MMR-defective cell lines are more resistant to cell death induced by several DNA-damaging agents, including methylation agents, cisplatin and UV radiation, whereas they are more sensitive to cell death caused by interstrand crosslinking agents4. Radiotherapy can cause many types of DNA and gene damage, including loss of heterozygosity, homozygosity deletion1, DSBs2,3. Misrepair of radiation -induced DNA damage underlies genomic instability and increased radiosensitivity36; thus, MMR-defective cells may underlie increased radiosensitivity.

Previous studies have reported that compared with patients with pMMR tumours, colorectal cancer patients with dMMR tumours had significantly superior OS and PFS24,37, and endometrial cancer patients with dMMR tumours had significantly superior PFS38. In this study, there was no significant difference (P > 0.05) between the dMMR and pMMR groups in sex, age, clinical stage, T category, N category or therapy regimens. Univariate and multivariate analyses of the prognostic factors showed that patients with dMMR tumours had significantly superior DMFS compared with patients with pMMR tumours (dMMR vs. pMMR, P = 0.01, HR = 0.25, 95% CI: 0.09~0.75) (Fig. 3e, Table 3).

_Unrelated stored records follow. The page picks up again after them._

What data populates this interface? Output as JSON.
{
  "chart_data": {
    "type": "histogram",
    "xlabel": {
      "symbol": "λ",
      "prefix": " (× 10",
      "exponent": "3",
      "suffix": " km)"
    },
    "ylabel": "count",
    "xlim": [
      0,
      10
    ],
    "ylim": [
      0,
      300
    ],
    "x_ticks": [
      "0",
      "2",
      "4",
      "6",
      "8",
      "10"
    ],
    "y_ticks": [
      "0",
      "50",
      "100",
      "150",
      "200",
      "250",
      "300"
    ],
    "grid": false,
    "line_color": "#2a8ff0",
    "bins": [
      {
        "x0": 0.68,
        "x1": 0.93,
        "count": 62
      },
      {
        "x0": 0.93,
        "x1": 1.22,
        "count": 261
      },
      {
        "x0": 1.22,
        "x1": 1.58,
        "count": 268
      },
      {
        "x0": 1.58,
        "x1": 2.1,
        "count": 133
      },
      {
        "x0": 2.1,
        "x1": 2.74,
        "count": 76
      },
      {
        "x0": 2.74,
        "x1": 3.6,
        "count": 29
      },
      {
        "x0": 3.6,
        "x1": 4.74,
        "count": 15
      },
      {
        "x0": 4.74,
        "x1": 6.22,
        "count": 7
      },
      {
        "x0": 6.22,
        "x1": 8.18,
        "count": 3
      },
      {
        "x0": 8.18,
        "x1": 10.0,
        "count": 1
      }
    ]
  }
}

Therefore, dMMR promises to be a potential prognostic biomarker for NPC. The better prognosis of dMMR NPC patients might result from a stronger immunologic response driven by abundant tumour infiltrating lymphocytes (TILs) in the tumour microenvironment39. Immunotherapy has been approved for the treatment of patients with microsatellite instability-high (MSI-H) or dMMR solid tumours in 12 different tumour types, although NPC was not included in the 12 cancers40. In addition, several studies confirmed that dMMR cases had reduced levels of vascular endothelial growth factor (VEGF) compared to pMMR cases, which might partly explain why patients with dMMR tumours had more favourable prognosis39.

In the IMRT era, distant metastasis predominates as the pattern of disease relapse in patients with stage II-IVa NPC, accounting for approximately 70% of cancer-specific mortality41. In this study, we found that dMMR was indicative of a favourable DMFS in patients with stage II-IVa NPC. It can be expected that dMMR will become a new independent prognostic factor of NPC. However, prospective clinical studies are needed to further investigate the prognostic value of dMMR in patients with advanced NPC and the role of dMMR in NPC immunotherapy. Thus, NPC should be screened for dMMR.